Menurut Jeje Zaenudin, M.Ag (Ketua Umum PP. Pemuda Persis) yang juga pernah diasuh Ust. Shiddiq di Pesantren Benda, jauh sebelum itu almarhum dikenal tidak memiliki gangguan tekanan darah tinggi. Walaupun beberapa tahun terakhir gangguan tersebut kemudian datang, akan tetapi beliau dikenal disiplin dalam hal makanan. Salah satunya, beliau tidak pernah bersedia untuk makan selepas tabligh/pengajian di malam hari. Akan tetapi Allah swt berkehendak lain.
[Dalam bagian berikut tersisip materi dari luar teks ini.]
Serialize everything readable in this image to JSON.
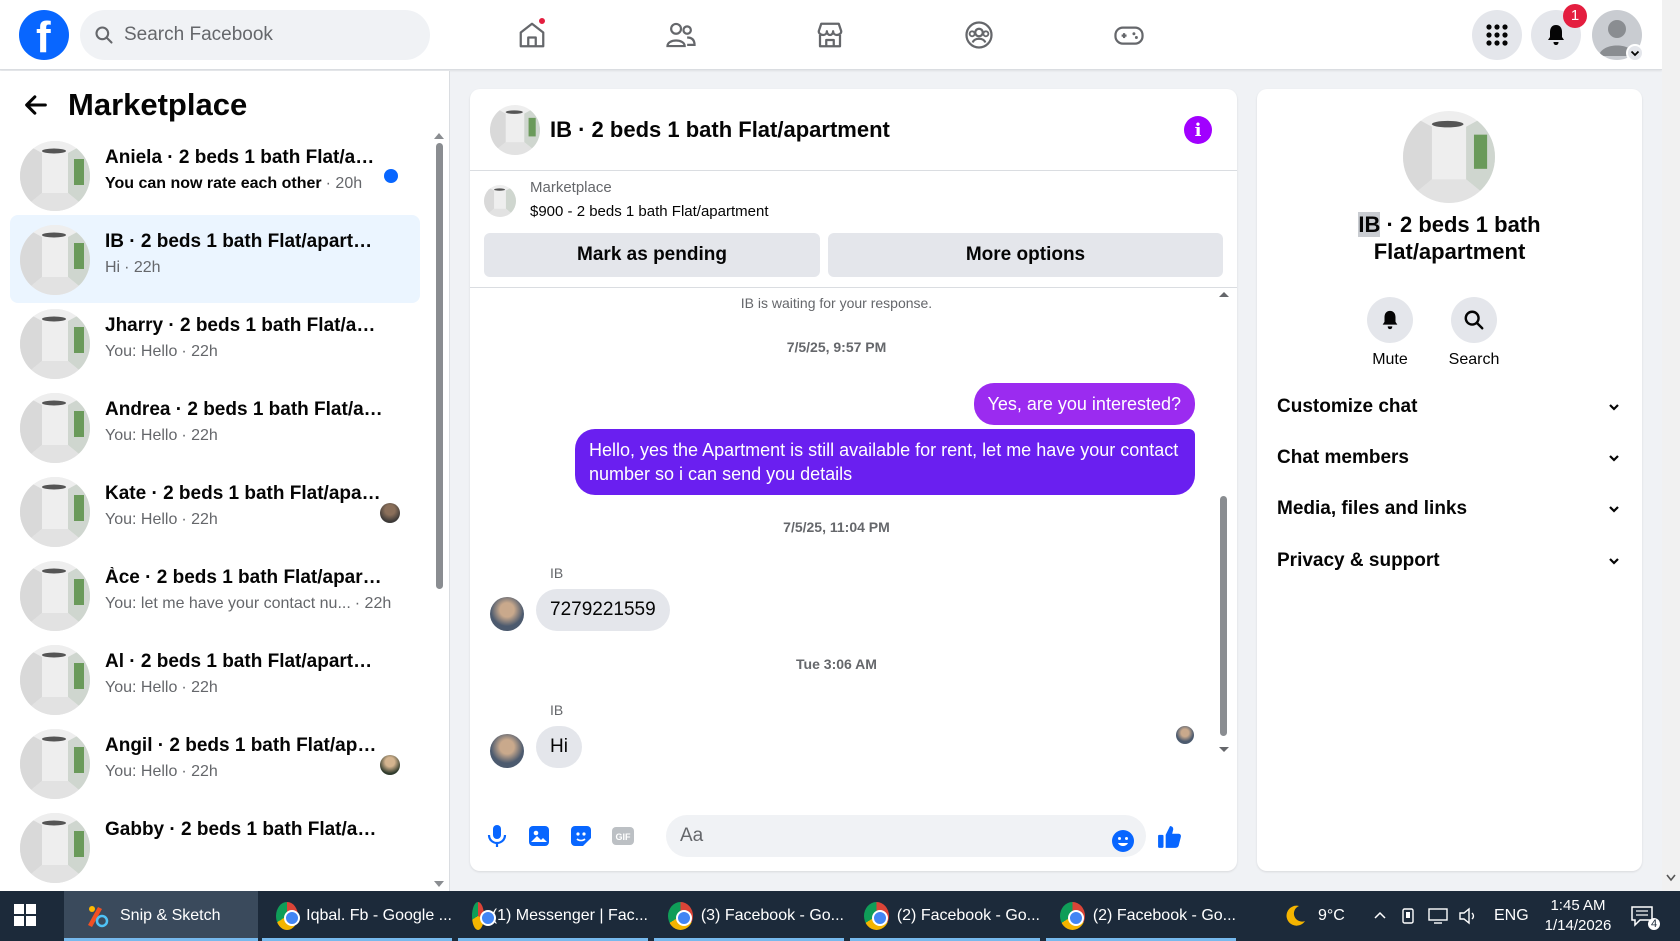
{
  "topbar": {
    "search_placeholder": "Search Facebook",
    "notification_count": "1",
    "nav_icons": [
      "home-icon",
      "friends-icon",
      "marketplace-icon",
      "groups-icon",
      "gaming-icon"
    ]
  },
  "sidebar": {
    "title": "Marketplace",
    "conversations": [
      {
        "name": "Aniela · 2 beds 1 bath Flat/apa...",
        "message": "You can now rate each other",
        "time": "· 20h",
        "unread": true
      },
      {
        "name": "IB · 2 beds 1 bath Flat/apartment",
        "message": "Hi",
        "time": "· 22h",
        "active": true
      },
      {
        "name": "Jharry · 2 beds 1 bath Flat/apart...",
        "message": "You: Hello",
        "time": "· 22h"
      },
      {
        "name": "Andrea · 2 beds 1 bath Flat/apar...",
        "message": "You: Hello",
        "time": "· 22h"
      },
      {
        "name": "Kate · 2 beds 1 bath Flat/apart...",
        "message": "You: Hello",
        "time": "· 22h"
      },
      {
        "name": "Àce · 2 beds 1 bath Flat/apartme...",
        "message": "You: let me have your contact nu...",
        "time": "· 22h"
      },
      {
        "name": "Al · 2 beds 1 bath Flat/apartment",
        "message": "You: Hello",
        "time": "· 22h"
      },
      {
        "name": "Angil · 2 beds 1 bath Flat/apar...",
        "message": "You: Hello",
        "time": "· 22h"
      },
      {
        "name": "Gabby · 2 beds 1 bath Flat/apart...",
        "message": "",
        "time": ""
      }
    ]
  },
  "chat": {
    "title": "IB · 2 beds 1 bath Flat/apartment",
    "marketplace_label": "Marketplace",
    "listing": "$900 - 2 beds 1 bath Flat/apartment",
    "mark_pending": "Mark as pending",
    "more_options": "More options",
    "waiting_notice": "IB is waiting for your response.",
    "timestamp1": "7/5/25, 9:57 PM",
    "out_msg1": "Yes, are you interested?",
    "out_msg2": "Hello, yes the Apartment is still available for rent, let me have your contact number so i can send you details",
    "timestamp2": "7/5/25, 11:04 PM",
    "sender1": "IB",
    "in_msg1": "7279221559",
    "timestamp3": "Tue 3:06 AM",
    "sender2": "IB",
    "in_msg2": "Hi",
    "composer_placeholder": "Aa"
  },
  "details": {
    "title_highlight": "IB",
    "title_rest": " · 2 beds 1 bath Flat/apartment",
    "mute": "Mute",
    "search": "Search",
    "sections": [
      "Customize chat",
      "Chat members",
      "Media, files and links",
      "Privacy & support"
    ]
  },
  "taskbar": {
    "apps": [
      {
        "label": "Snip & Sketch",
        "icon": "snip-sketch-icon"
      },
      {
        "label": "Iqbal. Fb - Google ...",
        "icon": "chrome-icon"
      },
      {
        "label": "(1) Messenger | Fac...",
        "icon": "chrome-icon"
      },
      {
        "label": "(3) Facebook - Go...",
        "icon": "chrome-icon"
      },
      {
        "label": "(2) Facebook - Go...",
        "icon": "chrome-icon"
      },
      {
        "label": "(2) Facebook - Go...",
        "icon": "chrome-icon"
      }
    ],
    "weather": "9°C",
    "language": "ENG",
    "time": "1:45 AM",
    "date": "1/14/2026",
    "notification_count": "4"
  },
  "colors": {
    "brand_blue": "#0866ff",
    "outgoing_bubble": "#7b2ff0",
    "info_purple": "#a100ff"
  }
}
Pada Sabtu malam (31/10/2009) itu beliau menghembuskan nafas terakhirnya.
'Amul Huzni Persis
Bagi jama'ah Persis, tahun 2009 ini bisa dikatakan 'amul-huzni (tahun kesedihan). Jika di masa Rasul saw, 'amul huzni itu ditandai dengan wafatnya Khadijah ra, istri Nabi saw, dan Abu Thalib, paman Nabi saw, maka bagi jama'ah Persis, 'amul huzni ini ditandai dengan wafatnya (1) Ust. Drs. Endang Sukmana (Kabidgar Perwakafan PP. Persis) pada tanggal 24 Februari 2009, (2) Ust. Drs. H. Entang Mukhtar, ZA (Ketua PP. Persis Bidang Jam'iyyah) pada tanggal 21 April 2009, dan terakhir (3) Ust. Drs. Shiddiq Amien, MBA (Ketua Umum PP. Persis dan Anggota Dewan Pembina Dewan Da’wah Islamiyah Indonesia Pusat) pemimpin tertinggi di lingkungan Persatuan Islam.
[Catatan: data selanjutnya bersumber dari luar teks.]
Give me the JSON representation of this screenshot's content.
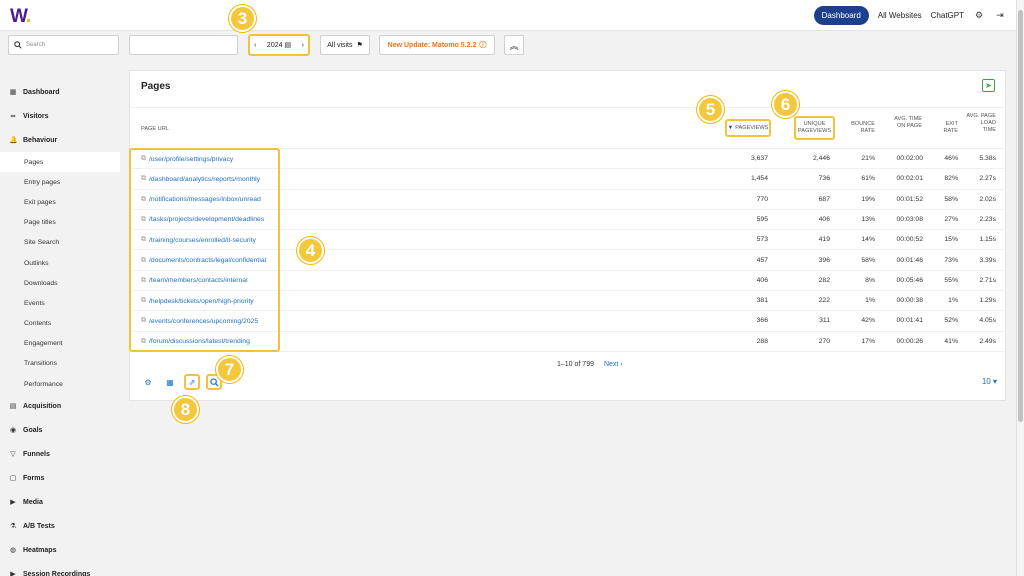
{
  "brand": {
    "logo_text": "W",
    "logo_dot": "."
  },
  "topnav": {
    "dashboard": "Dashboard",
    "all_websites": "All Websites",
    "chatgpt": "ChatGPT"
  },
  "toolbar": {
    "search_placeholder": "Search",
    "date": "2024",
    "segment": "All visits",
    "update": "New Update: Matomo 5.2.2"
  },
  "sidebar": [
    {
      "label": "Dashboard",
      "type": "cat",
      "icon": "dashboard-icon"
    },
    {
      "label": "Visitors",
      "type": "cat",
      "icon": "visitors-icon"
    },
    {
      "label": "Behaviour",
      "type": "cat",
      "icon": "behaviour-icon"
    },
    {
      "label": "Pages",
      "type": "sub",
      "active": true
    },
    {
      "label": "Entry pages",
      "type": "sub"
    },
    {
      "label": "Exit pages",
      "type": "sub"
    },
    {
      "label": "Page titles",
      "type": "sub"
    },
    {
      "label": "Site Search",
      "type": "sub"
    },
    {
      "label": "Outlinks",
      "type": "sub"
    },
    {
      "label": "Downloads",
      "type": "sub"
    },
    {
      "label": "Events",
      "type": "sub"
    },
    {
      "label": "Contents",
      "type": "sub"
    },
    {
      "label": "Engagement",
      "type": "sub"
    },
    {
      "label": "Transitions",
      "type": "sub"
    },
    {
      "label": "Performance",
      "type": "sub"
    },
    {
      "label": "Acquisition",
      "type": "cat",
      "icon": "acquisition-icon"
    },
    {
      "label": "Goals",
      "type": "cat",
      "icon": "goals-icon"
    },
    {
      "label": "Funnels",
      "type": "cat",
      "icon": "funnels-icon"
    },
    {
      "label": "Forms",
      "type": "cat",
      "icon": "forms-icon"
    },
    {
      "label": "Media",
      "type": "cat",
      "icon": "media-icon"
    },
    {
      "label": "A/B Tests",
      "type": "cat",
      "icon": "ab-tests-icon"
    },
    {
      "label": "Heatmaps",
      "type": "cat",
      "icon": "heatmaps-icon"
    },
    {
      "label": "Session Recordings",
      "type": "cat",
      "icon": "session-recordings-icon"
    }
  ],
  "report": {
    "title": "Pages",
    "columns": {
      "url": "PAGE URL",
      "pageviews": "PAGEVIEWS",
      "unique_pageviews": "UNIQUE PAGEVIEWS",
      "bounce_rate": "BOUNCE RATE",
      "avg_time": "AVG. TIME ON PAGE",
      "exit_rate": "EXIT RATE",
      "avg_load": "AVG. PAGE LOAD TIME"
    },
    "rows": [
      {
        "url": "/user/profile/settings/privacy",
        "pv": "3,637",
        "upv": "2,446",
        "br": "21%",
        "at": "00:02:00",
        "er": "46%",
        "plt": "5.38s"
      },
      {
        "url": "/dashboard/analytics/reports/monthly",
        "pv": "1,454",
        "upv": "736",
        "br": "61%",
        "at": "00:02:01",
        "er": "82%",
        "plt": "2.27s"
      },
      {
        "url": "/notifications/messages/inbox/unread",
        "pv": "770",
        "upv": "687",
        "br": "19%",
        "at": "00:01:52",
        "er": "58%",
        "plt": "2.02s"
      },
      {
        "url": "/tasks/projects/development/deadlines",
        "pv": "595",
        "upv": "406",
        "br": "13%",
        "at": "00:03:08",
        "er": "27%",
        "plt": "2.23s"
      },
      {
        "url": "/training/courses/enrolled/it-security",
        "pv": "573",
        "upv": "419",
        "br": "14%",
        "at": "00:00:52",
        "er": "15%",
        "plt": "1.15s"
      },
      {
        "url": "/documents/contracts/legal/confidential",
        "pv": "457",
        "upv": "396",
        "br": "58%",
        "at": "00:01:46",
        "er": "73%",
        "plt": "3.39s"
      },
      {
        "url": "/team/members/contacts/internal",
        "pv": "406",
        "upv": "282",
        "br": "8%",
        "at": "00:05:46",
        "er": "55%",
        "plt": "2.71s"
      },
      {
        "url": "/helpdesk/tickets/open/high-priority",
        "pv": "381",
        "upv": "222",
        "br": "1%",
        "at": "00:00:38",
        "er": "1%",
        "plt": "1.29s"
      },
      {
        "url": "/events/conferences/upcoming/2025",
        "pv": "366",
        "upv": "311",
        "br": "42%",
        "at": "00:01:41",
        "er": "52%",
        "plt": "4.05s"
      },
      {
        "url": "/forum/discussions/latest/trending",
        "pv": "288",
        "upv": "270",
        "br": "17%",
        "at": "00:00:26",
        "er": "41%",
        "plt": "2.49s"
      }
    ],
    "pagination": "1–10 of 799",
    "next": "Next ›",
    "limit": "10"
  },
  "badges": [
    "3",
    "4",
    "5",
    "6",
    "7",
    "8"
  ],
  "colors": {
    "accent": "#1d3f8c",
    "link": "#1f6fc5",
    "highlight": "#f3c23b",
    "update": "#e8751a",
    "export": "#43a047"
  }
}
Ya, 'amul-huzni, karena mereka semua adalah tokoh-tokoh yang berkonstribusi besar dalam dakwah Islam. Kehilangan mereka sedikitnya memberikan efek yang besar dalam hilangnya peran-peran strategis dakwah yang biasa mereka perankan. Walaupun itu semua bukan pertanda bahwa dakwah Islam, khususnya Persis, telah kiamat. Karena selepas Khadijah ra dan Abu Thalib, muncullah Abu Bakar, 'Umar, 'Utsman, 'Ali, dan sederetan shahabat lainnya yang terbukti lebih tangguh mengibarkan panji dakwah Islam. Demikian juga, selepas kepergian Ust. Shiddiq Amien, Ust. Entang Mukhtar, dan Ust. E. Sukmana, bukan berarti penegak panji-panji dakwah Islam harus hilang ditelan masa. Generasi berikutnya dalam hal ini tentu wajib berani memikul amanah yang besar ini. Semoga.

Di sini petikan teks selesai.